Probablemente la elección recaería en uno de los Hepburn; Philippa estuvo a punto de desternillarse de risa al pensar en el gesto del finado Henry Bolton de haberse enterado de una decisión semejante, pero se conformó con lanzar unas breves, pero estentóreas, carcajadas.

– El baño está listo -anunció Lucy, entrando en el dormitorio-. Y perdone la intromisión, milady, pero ¿se puede saber por qué se ríe con tanta malicia?

– Porque me imaginaba la reacción del tío abuelo Henry, en caso de que uno de los Hepburn heredase la tierra de los Bolton.

– De modo que usted renunciará a Friarsgate -repuso Lucy, mientras ayudaba a su ama a desvestirse.

– Hace un momento, al mirar por la ventana, me di cuenta de que este es mi auténtico hogar. Pertenezco a Brierewode, Lucy, lo sé.

– Sí. Oxfordshire es una hermosa tierra.

– Lava solo lo rescatable. En cuanto a esas faldas, han conocido tiempos mejores -acotó Philippa con una sonrisa irónica.

– Las lavaré de todas maneras, y usted podrá ponérselas cuando viaje al norte, para no estropear la ropa nueva -dictaminó la práctica y ahorrativa doncella. Una vez que Philippa se sentó, Lucy le quitó los pesados zapatos de cuero para cabalgar-. Necesitan algunos remiendos, además de una buena lustrada -dijo mientras le sacaba las medias-. y éstas, ¡al fuego! De tanto viaje se han quedado con más agujeros que tela.

– De acuerdo. Tíralas a la basura -concluyó la joven, al tiempo que se ponía de pie y se sacaba la camisa.

Totalmente desnuda, se encaminó a la antecámara donde se hallaba la bañera, frente a la chimenea. En Brierewode solían encender el fuego incluso en los días de verano, a fin de quitar la humedad del ambiente. Lucy, quien ya había puesto a calentar las toallas junto al hogar, recogió las ropas de su ama y la siguió a la antecámara.

– Llevaré la ropa al lavadero y luego vendré a ayudarla con el baño.

– No. Primero me lavas la cabeza. Hemos tenido que dormir donde nos sorprendía la noche y quiero asegurarme de no tener pulgas. Si tío Thomas hubiese organizado las cosas, no habríamos pernoctado en esas posadas infectas. Le escribiré para pedirle que se ocupe de nuestro viaje al norte, de ese modo será más placentero. -Philippa subió los peldaños de madera y se metió en la bañera-. ¡Ah, el agua está deliciosa! ¡Qué placer!

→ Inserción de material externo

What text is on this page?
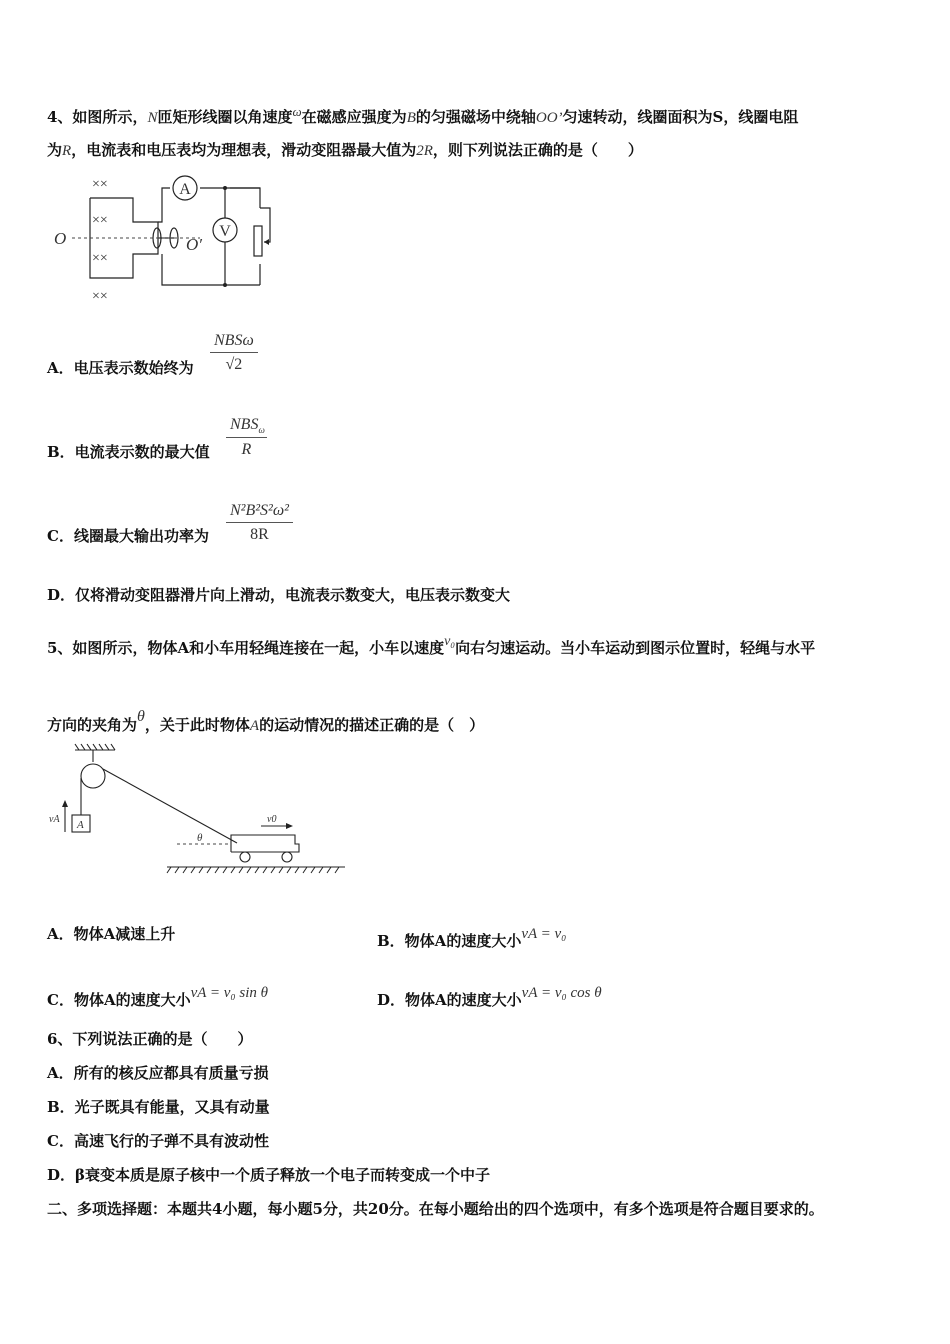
4、如图所示，N匝矩形线圈以角速度ω在磁感应强度为B的匀强磁场中绕轴OO’匀速转动，线圈面积为S，线圈电阻
为R，电流表和电压表均为理想表，滑动变阻器最大值为2R，则下列说法正确的是（　　）
××
××
××
××
O	O′
A
V
A．电压表示数始终为
NBSω
√2
B．电流表示数的最大值
$NBS_\omega$
R
C．线圈最大输出功率为 $\frac{\text{N²B²S²ω²}}{8R}$
D．仅将滑动变阻器滑片向上滑动，电流表示数变大，电压表示数变大
5、如图所示，物体A和小车用轻绳连接在一起，小车以速度v₀向右匀速运动。当小车运动到图示位置时，轻绳与水平
方向的夹角为θ，关于此时物体A的运动情况的描述正确的是（　）
vA A
θ
v0
A．物体A减速上升	B．物体A的速度大小vA = v₀
C．物体A的速度大小vA = v₀ sin θ	D．物体A的速度大小vA = v₀ cos θ
6、下列说法正确的是（　　）
A．所有的核反应都具有质量亏损
B．光子既具有能量，又具有动量
C．高速飞行的子弹不具有波动性
D．β衰变本质是原子核中一个质子释放一个电子而转变成一个中子
二、多项选择题：本题共4小题，每小题5分，共20分。在每小题给出的四个选项中，有多个选项是符合题目要求的。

– Sumérjase ahora, milady, y le daré una buena jabonada. -Dos veces le lavó el cabello y dos veces se lo enjuagó. Luego envolvió la cabeza de Philippa en una toalla caliente-. Ya está, milady. Con su permiso, ahora sí llevaré esta ropa a lavar.

La joven cerró los ojos. El hecho de tener la cabeza limpia la hacía sentir maravillosamente bien. Medio adormecida, escuchó a lo lejos el débil retumbo de un trueno y se incorporó para mirar por la ventana abierta: el cielo se había oscurecido y pronto comenzaría a llover. Pero no le importó. Estaba en casa, al abrigo de cualquier inclemencia. Su cabello estaba limpio y esa noche dormiría en una cama pulcra y fresca.